06 Sharing & Third-Party Disclosures

We do not sell your personal data. We may share information only with trusted third parties who assist in operating our services, under strict data processing agreements:

  • Cloud & Hosting Providers: For secure infrastructure and content delivery (e.g., AWS, Cloudflare)
  • Analytics Partners: For aggregated, privacy-compliant audience insights (e.g., Matomo, Google Analytics with IP anonymization)
  • Email & Newsletter Services: For delivering subscriber communications (e.g., Mailchimp, SendGrid)
  • Legal & Regulatory Authorities: When required by law, court order, or to protect vital interests

All third-party processors are bound by GDPR-compliant data processing agreements and undergo regular security audits.

07 Your GDPR Rights

You have the following rights regarding your personal data:

  • Right of Access: Request a copy of the personal data we hold about you.
  • Right to Rectification: Correct inaccurate or incomplete data.
  • Right to Erasure: Request deletion of your data where no legal basis requires retention.
  • Right to Restrict Processing: Limit how we use your data in certain circumstances.
  • Right to Data Portability: Receive your data in a structured, machine-readable format.
  • Right to Object: Object to processing based on legitimate interests or direct marketing.
  • Right to Withdraw Consent: Withdraw consent at any time without affecting the lawfulness of prior processing.

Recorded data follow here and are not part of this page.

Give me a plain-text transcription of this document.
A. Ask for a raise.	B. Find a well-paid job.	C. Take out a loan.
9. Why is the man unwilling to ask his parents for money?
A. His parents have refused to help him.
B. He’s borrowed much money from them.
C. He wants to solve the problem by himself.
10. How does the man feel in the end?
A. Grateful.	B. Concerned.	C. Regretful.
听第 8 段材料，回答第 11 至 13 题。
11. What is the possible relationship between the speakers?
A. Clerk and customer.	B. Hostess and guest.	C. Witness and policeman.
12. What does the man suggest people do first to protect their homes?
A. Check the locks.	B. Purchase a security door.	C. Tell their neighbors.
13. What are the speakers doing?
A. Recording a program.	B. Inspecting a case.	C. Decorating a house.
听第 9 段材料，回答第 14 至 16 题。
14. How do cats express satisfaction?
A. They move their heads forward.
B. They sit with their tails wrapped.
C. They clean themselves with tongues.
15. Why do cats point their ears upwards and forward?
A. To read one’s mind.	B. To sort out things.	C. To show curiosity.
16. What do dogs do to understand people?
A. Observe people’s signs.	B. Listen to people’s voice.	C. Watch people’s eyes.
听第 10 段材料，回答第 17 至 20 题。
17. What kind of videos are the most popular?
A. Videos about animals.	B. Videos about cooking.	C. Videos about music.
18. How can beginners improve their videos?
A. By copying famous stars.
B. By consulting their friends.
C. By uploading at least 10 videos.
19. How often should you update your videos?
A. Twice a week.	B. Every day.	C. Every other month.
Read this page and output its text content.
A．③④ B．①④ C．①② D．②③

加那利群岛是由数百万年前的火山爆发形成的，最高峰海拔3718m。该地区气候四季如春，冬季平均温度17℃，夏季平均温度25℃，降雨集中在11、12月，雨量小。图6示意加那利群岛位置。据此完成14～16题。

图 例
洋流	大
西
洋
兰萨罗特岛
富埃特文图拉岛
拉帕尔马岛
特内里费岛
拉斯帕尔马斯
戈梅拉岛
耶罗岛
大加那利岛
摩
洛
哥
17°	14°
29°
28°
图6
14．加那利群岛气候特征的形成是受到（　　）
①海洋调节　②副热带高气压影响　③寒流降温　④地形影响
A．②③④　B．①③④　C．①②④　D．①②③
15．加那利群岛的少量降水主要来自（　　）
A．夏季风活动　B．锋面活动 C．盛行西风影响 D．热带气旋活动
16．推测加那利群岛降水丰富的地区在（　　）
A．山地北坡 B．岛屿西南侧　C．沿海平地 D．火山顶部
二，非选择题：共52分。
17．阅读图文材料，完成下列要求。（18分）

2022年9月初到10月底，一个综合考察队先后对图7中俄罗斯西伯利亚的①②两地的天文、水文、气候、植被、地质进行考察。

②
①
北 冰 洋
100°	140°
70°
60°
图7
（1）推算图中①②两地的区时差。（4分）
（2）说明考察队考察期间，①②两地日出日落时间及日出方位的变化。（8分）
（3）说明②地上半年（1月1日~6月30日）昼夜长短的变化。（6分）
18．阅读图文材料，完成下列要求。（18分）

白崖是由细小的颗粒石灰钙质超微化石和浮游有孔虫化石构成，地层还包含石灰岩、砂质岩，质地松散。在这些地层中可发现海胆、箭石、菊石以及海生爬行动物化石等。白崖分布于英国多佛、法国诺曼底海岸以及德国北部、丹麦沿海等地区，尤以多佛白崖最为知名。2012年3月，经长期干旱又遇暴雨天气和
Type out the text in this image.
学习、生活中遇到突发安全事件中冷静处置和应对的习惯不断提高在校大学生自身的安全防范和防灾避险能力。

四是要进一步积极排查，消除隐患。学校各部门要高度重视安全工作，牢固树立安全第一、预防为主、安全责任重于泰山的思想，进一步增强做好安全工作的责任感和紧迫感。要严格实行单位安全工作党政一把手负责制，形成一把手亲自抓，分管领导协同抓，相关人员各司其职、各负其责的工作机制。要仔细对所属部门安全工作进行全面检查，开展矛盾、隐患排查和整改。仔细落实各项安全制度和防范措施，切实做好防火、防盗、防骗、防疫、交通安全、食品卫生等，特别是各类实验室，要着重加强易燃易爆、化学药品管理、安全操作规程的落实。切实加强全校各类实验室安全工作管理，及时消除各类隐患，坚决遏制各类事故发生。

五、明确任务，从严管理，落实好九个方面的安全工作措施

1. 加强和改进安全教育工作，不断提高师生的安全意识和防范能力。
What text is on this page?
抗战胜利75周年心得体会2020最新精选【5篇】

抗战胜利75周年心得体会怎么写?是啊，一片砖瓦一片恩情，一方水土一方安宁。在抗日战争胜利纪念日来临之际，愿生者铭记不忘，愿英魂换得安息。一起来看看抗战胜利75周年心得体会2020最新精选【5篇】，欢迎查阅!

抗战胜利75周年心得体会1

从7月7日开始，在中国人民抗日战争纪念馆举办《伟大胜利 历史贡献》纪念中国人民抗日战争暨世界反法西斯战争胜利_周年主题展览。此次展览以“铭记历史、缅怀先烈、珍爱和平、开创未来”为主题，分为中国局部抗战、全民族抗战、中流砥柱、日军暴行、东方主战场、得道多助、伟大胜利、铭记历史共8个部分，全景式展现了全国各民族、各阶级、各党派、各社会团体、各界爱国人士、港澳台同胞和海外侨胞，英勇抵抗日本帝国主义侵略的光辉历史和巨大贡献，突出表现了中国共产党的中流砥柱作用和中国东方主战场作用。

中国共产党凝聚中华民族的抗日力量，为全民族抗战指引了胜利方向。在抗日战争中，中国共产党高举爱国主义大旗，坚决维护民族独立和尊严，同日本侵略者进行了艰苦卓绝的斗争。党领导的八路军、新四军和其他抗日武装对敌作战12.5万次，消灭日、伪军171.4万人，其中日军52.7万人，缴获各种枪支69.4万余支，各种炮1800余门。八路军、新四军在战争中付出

To exercise any of these rights, contact our Data Protection Officer (see Section 10). We will respond within 30 days, or notify you of any lawful extensions.

08 Cookies & Tracking Technologies

We use cookies and similar technologies to ensure site functionality, remember preferences, and analyze traffic. Categories include:

  • Strictly Necessary: Required for core functionality (authentication, security). No consent required.
  • Performance & Analytics: Help us understand how visitors interact with the site. Data is anonymized.
  • Functional: Remember preferences like language, region, and newsletter topics.
  • Marketing/Advertising: Used only with explicit consent to deliver relevant content and measure campaign effectiveness.

You may manage or withdraw consent via our Cookie Preference Center, which is accessible from any page via the privacy banner or footer link. Third-party cookies can also be managed through browser settings.

09 International Transfers

As a global news organization, your data may be transferred to and processed in countries outside the European Economic Area (EEA). Where applicable, we ensure adequate protection through:

  • European Commission Adequacy Decisions for recipient countries
  • Standard Contractual Clauses (SCCs) for processors in non-adequate jurisdictions
  • Supplementary technical and organizational safeguards (encryption, access controls, audit logging)

We continuously monitor international data transfer regulations and update our mechanisms to remain fully compliant.

10 Contact & Data Protection Officer

If you have questions about this notice, wish to exercise your rights, or report a data protection concern, please contact us:

Data Protection Officer

dpo@aevumnews.com
+1 (555) 019-2834

Legal & Compliance

legal@aevumnews.com
Global Privacy Team

Postal Address

Aevum News HQ
Privacy & Compliance Dept.
1200 Journalism Ave, Suite 400
New York, NY 10013

You also have the right to lodge a complaint with your local supervisory authority or data protection regulator.

11 Updates to This Notice

We may update this GDPR Notice to reflect changes in our practices, technology, or applicable data protection laws. Material changes will be communicated via email to subscribers and prominently displayed on our website. The "Last Updated" date at the top of this page will indicate when the latest revisions took effect.

For the most current version, please visit aevumnews.com/gdpr-notice.